PROPRIO LE INFINITE mediazioni vengono viste da tanti come uno dei mali del Pd. «Mi preoccupa che ci sia un congresso un po’ falso, dove magari si trova un accrocco in cui tutti si ritrovano e non c’è la soluzione della contraddizione identitaria», dice Bettini, che ieri alla presentazione del suo libro a Napoli ha condiviso con D’Alema l’idea di un riformismo che «smetta di adattare la società alle esigenze del capitalismo globale». D’Alema ha invitato i dem ad approfittare della fase di opposizione per «ricostruire le fondamenta del partito». E ha citato Lula che «vince perché lo votano i poveri».
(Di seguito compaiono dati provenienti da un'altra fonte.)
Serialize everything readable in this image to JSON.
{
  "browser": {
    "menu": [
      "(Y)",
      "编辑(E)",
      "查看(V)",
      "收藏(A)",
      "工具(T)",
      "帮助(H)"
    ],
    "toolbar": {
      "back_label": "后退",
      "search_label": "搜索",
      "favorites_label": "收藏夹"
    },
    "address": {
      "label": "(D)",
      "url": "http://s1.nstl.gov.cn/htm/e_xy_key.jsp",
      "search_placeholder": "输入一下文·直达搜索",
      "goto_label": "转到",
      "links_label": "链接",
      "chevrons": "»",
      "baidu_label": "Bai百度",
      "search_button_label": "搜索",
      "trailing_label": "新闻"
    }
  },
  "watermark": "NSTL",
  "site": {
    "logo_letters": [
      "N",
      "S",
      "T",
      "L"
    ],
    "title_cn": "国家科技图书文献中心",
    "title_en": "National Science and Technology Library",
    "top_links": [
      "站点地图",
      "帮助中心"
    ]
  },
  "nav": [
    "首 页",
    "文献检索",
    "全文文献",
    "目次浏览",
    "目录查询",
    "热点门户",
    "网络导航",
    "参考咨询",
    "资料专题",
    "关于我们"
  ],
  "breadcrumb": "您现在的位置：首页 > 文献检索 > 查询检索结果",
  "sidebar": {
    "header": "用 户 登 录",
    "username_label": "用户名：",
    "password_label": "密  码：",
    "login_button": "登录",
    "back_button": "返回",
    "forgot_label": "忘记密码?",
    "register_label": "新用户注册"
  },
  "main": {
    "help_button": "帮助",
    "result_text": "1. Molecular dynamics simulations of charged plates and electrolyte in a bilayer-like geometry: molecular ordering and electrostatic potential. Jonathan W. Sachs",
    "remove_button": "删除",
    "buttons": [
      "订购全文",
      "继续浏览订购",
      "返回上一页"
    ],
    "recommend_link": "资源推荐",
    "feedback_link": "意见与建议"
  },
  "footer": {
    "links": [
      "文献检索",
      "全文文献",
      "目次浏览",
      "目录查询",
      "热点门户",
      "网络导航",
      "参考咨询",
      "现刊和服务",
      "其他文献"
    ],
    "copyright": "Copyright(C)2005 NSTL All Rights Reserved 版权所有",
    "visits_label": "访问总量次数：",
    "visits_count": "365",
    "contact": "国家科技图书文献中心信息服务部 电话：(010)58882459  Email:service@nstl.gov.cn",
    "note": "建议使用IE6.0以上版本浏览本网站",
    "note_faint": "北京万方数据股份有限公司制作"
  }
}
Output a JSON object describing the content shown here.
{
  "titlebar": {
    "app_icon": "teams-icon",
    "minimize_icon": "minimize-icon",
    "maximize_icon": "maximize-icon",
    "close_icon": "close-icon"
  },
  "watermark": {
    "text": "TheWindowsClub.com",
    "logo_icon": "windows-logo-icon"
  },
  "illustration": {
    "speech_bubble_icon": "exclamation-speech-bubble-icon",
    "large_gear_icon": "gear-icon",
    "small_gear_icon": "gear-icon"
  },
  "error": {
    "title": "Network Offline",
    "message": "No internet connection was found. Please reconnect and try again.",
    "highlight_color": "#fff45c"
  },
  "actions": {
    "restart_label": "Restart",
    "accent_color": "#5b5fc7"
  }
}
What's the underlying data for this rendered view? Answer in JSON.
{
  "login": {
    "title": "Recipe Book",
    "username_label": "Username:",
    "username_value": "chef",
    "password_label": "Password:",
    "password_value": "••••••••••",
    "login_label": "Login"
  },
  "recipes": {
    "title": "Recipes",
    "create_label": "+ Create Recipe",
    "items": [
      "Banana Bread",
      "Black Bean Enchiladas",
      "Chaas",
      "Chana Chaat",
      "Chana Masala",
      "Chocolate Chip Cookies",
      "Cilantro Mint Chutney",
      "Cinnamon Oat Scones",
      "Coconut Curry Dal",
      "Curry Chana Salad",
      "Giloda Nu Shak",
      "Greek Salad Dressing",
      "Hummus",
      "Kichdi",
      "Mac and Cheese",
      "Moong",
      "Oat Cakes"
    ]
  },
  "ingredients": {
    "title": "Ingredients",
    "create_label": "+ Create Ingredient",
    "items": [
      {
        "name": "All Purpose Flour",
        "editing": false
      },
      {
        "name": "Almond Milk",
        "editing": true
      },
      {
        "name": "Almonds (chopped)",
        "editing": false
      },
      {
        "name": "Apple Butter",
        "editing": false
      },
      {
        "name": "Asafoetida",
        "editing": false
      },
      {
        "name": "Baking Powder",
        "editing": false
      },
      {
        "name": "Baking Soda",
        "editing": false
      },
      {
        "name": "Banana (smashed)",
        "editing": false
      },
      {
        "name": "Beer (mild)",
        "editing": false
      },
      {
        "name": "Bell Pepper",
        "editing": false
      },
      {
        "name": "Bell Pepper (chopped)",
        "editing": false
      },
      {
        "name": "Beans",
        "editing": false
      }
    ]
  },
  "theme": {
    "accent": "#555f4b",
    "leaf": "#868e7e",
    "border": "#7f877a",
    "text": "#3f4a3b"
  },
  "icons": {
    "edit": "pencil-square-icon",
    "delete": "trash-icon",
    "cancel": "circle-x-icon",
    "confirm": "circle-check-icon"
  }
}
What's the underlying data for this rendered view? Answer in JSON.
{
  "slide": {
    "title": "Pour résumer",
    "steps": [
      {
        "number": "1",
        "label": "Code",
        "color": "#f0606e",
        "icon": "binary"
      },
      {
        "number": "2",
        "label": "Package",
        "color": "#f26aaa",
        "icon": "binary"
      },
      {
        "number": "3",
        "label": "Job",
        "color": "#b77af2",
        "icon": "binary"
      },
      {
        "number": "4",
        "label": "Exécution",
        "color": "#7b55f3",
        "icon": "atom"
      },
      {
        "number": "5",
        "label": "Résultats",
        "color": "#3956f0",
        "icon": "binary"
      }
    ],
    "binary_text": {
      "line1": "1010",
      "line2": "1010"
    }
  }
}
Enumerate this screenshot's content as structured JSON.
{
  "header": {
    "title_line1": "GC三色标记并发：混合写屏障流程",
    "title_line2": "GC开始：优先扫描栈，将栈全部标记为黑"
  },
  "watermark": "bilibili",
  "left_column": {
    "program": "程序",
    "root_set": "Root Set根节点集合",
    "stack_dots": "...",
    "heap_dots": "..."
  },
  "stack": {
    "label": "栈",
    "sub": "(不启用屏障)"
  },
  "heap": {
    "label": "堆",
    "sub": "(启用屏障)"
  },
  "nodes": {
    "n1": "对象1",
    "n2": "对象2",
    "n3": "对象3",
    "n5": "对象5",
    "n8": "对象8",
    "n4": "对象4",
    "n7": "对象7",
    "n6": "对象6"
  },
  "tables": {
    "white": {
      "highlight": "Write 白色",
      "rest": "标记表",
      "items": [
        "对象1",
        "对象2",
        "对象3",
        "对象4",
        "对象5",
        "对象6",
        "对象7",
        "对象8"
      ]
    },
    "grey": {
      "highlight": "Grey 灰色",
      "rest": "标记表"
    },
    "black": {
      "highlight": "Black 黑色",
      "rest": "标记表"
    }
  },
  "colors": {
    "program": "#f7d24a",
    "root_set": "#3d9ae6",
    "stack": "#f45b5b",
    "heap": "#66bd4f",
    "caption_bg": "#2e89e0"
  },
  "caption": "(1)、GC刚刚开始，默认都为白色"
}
LETTA DUNQUE LAVORERÀ fino all’ultimo istante per far sì che l’assemblea dem (convocata domani a Roma) voti le modifiche statutarie necessarie per attuare il percorso che prevede le primarie il 19 febbraio e l’apertura del percorso agli esterni. Ma l’accordo «ancora non c’è», raccontano più fonti. In assemblea serviranno almeno 500 voti per approvare le modifiche allo statuto.

E il rischio che finisca male è alto. In quel caso tutto è possibile, anche che Letta getti la spugna. Anche un esperto come Franceschini vedi rischi di scissione e getta acqua sul fuoco: «Dobbiamo tornare a sentirci una comunità, smettendo coi ritornelli “se vince quello o questo me ne vado”».E se il capogruppo a Bruxelles Brando Benifei ieri ha detto al manifesto che «chi condivide le idee di Renzi dovrebbe andarsene», la destra interna replica con Lia Quartapelle: «Serve un congresso rigenerativo, non distruttivo».